I was so stiff on our walk that my legs were just aching by the time we got up to Lloyd. Since I walk that way most days, it was just evidence to me of how much I carry stress in my body, let it literally curl me up so much that straightening my legs to walk is painful until everything gets warmed up. But by the time I was up on Lloyd, looking at shit this beautiful, I felt better.

I got some good writing done yesterday about how there’s this undercurrent of unease the veterans feel with the younger guys who believe that the War was about… not quite states’ rights… these aren’t a group of young men who need an excuse yet to stop feeling negatively toward the Yankees, though that was already happening. They’re more on the men’s rights side–that a man has a natural place in an ordered universe and the War was about order vs. chaos, with chaos being the temporary victor. Their national project, as it were, then, is to be the next generation of men committed to order, to take up where the veterans have left off. See how that works? Just like in the states’ rights argument, slavery just slips right out of the conversation.

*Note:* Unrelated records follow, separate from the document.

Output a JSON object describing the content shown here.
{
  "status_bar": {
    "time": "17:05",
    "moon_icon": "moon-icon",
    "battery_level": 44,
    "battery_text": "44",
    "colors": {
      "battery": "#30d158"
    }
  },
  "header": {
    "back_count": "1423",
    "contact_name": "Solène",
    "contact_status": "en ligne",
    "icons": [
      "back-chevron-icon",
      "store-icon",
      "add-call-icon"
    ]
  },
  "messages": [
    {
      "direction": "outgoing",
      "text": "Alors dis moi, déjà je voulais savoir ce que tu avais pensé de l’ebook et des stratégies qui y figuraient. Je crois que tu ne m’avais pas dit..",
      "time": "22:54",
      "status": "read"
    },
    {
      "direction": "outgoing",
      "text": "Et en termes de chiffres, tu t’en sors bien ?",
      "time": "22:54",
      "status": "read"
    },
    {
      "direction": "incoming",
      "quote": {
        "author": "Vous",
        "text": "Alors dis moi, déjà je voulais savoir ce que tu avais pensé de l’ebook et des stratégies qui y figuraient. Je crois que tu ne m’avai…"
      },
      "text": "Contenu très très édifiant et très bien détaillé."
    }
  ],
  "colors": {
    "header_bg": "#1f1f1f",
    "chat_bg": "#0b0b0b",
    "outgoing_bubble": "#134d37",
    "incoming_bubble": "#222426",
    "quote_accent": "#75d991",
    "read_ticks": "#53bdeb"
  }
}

But the veterans both side with Forrest, in that they agree these are different times and so different relations between the races are called for, and they know they lost something when they lost the War. And they experience the young men’s retelling of the War as a commitment to Godly order as the young men being embarrassed by slavery, embarrassed that this is what their fathers and uncles risked their lives for.

I think this is an important component to the fight between Jere Baxter and Jacob Dickinson. It’s not just that Dickinson is a gross racist. It’s that he will not be told he should be ashamed of slavery and he will not be dictated to by some youngster who doesn’t even know how it was how it should be. Not that Jere is that much younger or telling him he should be ashamed of slavery.

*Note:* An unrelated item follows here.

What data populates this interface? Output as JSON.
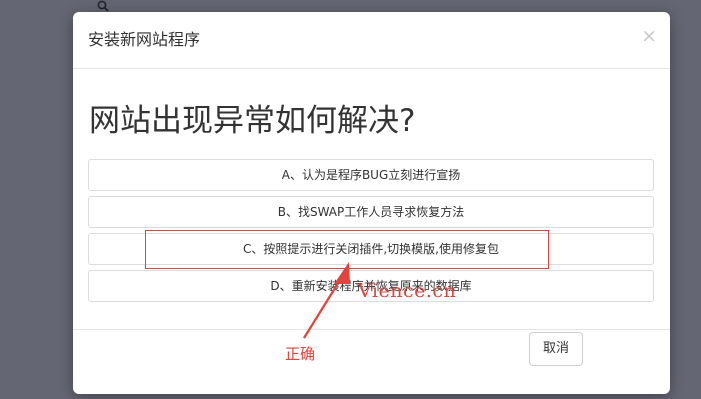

But this isn’t a world Lee can happily come back to. Even the people who think he’s a hero think he’s a hero for the wrong reasons, at least in his mind.

But the other thing I’m trying to get at is how hard it can be for people to see other people as whole, contradictory, difficult, human beings. And how easy it is for people to construct an idea of a person, attach motivations to that idea, and become more attached to that idea than to the actual person.

I wonder how many of us live in a fantasy world without even realizing it–where we don’t see the actual people in front of us, but instead just project our fantasy of who they are onto them.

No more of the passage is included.